2. Die Äpfel sind ohne Pestizide gewachsen und haben keine einzige Biene auf dem Gewissen. Stattdessen haben sie eine Generation von Bestäuberinnen ernährt.
3. Die Kerngehäuse wandern nach dem Essen – gemeinsam mit den Äpfeln, die das Lagern nicht geschafft haben, auf den Kompost und werden wieder zu Erde, die - verrottet und unter den Bäumen
ausgebracht - neue Äpfel hervorbringt.
Wann ist dieses einfache und kostengünstige Wissen euch Menschen verloren gegangen? Diese zwei Äpfel sind ein Symbol für die fortschreitende Entfremdung von der natürlichen Umwelt. Statt Dinge, die natürlich wachsen, zu bewahren, zu lagern und sich von ihnen zu ernähren, baut der moderne Mensch unkontrolliert Ressourcen ab und sorgt nicht für eine Regeneration. Und warum? Weil es zu einfach ist: Wer muss sich schon damit auseinandersetzen, wie man einen Apfel richtig lagert, wenn man rund um die Uhr immer Äpfel aus der ganzen Welt so viel einfacher erhält? Die Krux an der Sache ist, dass mensch die Kosten dieser Bequemlichkeit, welche durch die langen Lieferketten und Transportwege entstehen, nicht mitbezahlen und sie somit auf unser gemeinsames Ökosystem umlagern. Dass die Ressourcen jedoch endlich sind und es langfristig sehr teuer werden wird, die reversiblen Schäden zu „reparieren“ und die irreversiblen auszugleichen, vergisst man da schnell. Dabei ginge es auch einfacher, wie diese Äpfel zeigen: regional, ressourcenschonend, unverändert, pestizidfrei, energiefrei.
Und diese unmittelbare Erfahrung, wie Lebensmittel entstehen, schafft eine Verbindung: Man sieht im Frühjahr die Bäume blühen, sieht die Bienen bei der Bestäubung, die Äpfel heranwachsen,
erntet diese im Herbst schließlich und bereitet diese zum Verzehr auf, indem man sie einkocht oder einlagert. Das konnten schon die Großeltern und die
hatten noch kein Internet, das man fragen konnte. Weggeworfen wurde damals übrigens nur, was wirklich kaputt kaputt war. Eine schlechte Stelle wurde weggeschnitten.

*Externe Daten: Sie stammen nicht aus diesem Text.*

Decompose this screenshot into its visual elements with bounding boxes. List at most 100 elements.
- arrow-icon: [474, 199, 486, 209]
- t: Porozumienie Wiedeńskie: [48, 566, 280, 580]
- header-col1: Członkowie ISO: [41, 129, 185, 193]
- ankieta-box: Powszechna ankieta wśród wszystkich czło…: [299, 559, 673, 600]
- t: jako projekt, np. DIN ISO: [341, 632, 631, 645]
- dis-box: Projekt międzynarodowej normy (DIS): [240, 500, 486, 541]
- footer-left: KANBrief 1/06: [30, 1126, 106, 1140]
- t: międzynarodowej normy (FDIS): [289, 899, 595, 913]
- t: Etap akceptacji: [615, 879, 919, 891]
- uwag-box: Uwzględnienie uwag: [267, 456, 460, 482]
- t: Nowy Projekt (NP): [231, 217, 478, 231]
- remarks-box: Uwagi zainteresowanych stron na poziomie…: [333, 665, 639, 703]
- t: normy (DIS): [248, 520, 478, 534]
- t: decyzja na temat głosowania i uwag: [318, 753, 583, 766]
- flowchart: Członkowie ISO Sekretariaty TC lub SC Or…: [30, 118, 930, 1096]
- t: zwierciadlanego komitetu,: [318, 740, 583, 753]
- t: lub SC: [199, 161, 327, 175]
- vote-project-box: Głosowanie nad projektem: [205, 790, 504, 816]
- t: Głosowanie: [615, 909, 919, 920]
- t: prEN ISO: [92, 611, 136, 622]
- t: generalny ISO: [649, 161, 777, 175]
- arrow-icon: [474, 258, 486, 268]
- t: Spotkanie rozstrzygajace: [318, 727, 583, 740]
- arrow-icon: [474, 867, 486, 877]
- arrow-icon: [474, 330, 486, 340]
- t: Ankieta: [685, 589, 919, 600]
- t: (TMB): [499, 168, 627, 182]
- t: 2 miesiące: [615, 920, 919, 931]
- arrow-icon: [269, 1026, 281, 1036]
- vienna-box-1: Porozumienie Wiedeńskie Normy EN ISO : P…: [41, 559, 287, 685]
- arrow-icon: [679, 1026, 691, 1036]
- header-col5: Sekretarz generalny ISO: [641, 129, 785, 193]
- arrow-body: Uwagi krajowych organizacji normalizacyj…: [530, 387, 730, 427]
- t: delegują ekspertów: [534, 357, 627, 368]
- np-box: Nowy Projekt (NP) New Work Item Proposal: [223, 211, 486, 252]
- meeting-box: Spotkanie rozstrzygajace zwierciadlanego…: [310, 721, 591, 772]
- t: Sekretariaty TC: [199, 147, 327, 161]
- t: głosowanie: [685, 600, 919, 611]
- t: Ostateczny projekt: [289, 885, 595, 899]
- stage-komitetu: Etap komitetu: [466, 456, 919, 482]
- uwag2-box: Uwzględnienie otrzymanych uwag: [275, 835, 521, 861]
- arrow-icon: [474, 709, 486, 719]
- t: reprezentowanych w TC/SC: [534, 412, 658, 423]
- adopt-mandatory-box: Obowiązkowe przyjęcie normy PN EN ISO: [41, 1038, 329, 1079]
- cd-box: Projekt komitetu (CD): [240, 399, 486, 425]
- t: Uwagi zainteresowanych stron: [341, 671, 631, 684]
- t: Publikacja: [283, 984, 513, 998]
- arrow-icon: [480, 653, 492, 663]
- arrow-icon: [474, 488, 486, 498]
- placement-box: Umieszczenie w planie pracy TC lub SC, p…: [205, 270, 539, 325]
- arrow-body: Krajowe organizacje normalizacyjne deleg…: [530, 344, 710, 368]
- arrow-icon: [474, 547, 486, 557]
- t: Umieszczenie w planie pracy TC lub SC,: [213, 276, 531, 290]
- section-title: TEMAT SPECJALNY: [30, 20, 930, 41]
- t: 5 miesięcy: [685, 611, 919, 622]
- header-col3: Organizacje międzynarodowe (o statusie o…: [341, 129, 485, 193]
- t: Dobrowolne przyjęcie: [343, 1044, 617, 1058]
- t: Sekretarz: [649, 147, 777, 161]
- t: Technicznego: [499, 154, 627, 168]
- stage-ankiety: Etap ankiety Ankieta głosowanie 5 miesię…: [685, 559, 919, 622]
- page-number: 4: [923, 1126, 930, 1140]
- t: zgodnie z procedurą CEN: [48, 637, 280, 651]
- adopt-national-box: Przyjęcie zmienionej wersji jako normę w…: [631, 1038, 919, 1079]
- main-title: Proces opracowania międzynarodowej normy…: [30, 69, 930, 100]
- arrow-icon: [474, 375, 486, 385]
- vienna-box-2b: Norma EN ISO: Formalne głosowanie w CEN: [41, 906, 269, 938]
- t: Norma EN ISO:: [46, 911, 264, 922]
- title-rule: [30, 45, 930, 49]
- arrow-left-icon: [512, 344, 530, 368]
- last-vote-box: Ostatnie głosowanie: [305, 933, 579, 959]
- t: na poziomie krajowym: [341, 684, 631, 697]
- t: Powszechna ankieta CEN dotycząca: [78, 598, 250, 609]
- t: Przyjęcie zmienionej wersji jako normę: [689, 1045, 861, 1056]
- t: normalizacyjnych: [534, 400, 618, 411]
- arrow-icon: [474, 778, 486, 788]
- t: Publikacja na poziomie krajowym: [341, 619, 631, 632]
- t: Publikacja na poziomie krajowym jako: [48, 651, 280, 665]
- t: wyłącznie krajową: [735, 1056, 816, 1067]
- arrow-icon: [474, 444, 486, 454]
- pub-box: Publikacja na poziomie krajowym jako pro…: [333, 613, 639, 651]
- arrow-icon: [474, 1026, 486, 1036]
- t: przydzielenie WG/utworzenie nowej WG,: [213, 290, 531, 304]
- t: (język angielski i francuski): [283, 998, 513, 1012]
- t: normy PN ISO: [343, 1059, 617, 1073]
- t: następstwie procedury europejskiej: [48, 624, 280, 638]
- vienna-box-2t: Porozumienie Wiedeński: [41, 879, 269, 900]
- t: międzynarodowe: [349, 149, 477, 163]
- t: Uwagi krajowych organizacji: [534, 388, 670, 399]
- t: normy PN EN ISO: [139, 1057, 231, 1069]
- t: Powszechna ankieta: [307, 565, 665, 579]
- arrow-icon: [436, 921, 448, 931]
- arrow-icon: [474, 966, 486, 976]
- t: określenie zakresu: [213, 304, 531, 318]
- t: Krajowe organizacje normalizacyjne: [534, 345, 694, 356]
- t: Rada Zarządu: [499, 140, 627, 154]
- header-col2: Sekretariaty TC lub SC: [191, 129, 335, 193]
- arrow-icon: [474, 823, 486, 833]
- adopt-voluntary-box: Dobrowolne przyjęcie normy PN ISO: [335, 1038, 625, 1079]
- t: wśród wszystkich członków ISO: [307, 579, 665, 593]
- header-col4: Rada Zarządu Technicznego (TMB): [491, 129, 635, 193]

Die Veränderung, die unser Ökosystem und darin wir Lebewesen und ihr Menschen jetzt so dringend benötigt, heißt nicht zwingend Fortschritt, sondern vielmehr Rückbesinnung zu einem Leben im Einklang mit der Natur – nicht gegen sie.
Und das beginnt mit dem Apfel.
Denn dieser ist greifbar, an ihm kann man lernen, altes, so wertvolles Wissen wieder zu reaktivieren und das, was die Natur so verschwenderisch produziert, wertzuschätzen. Ab morgen gibt es übrigens Rhabarber, dann folgen die Johannisbeeren und die Erdbeeren!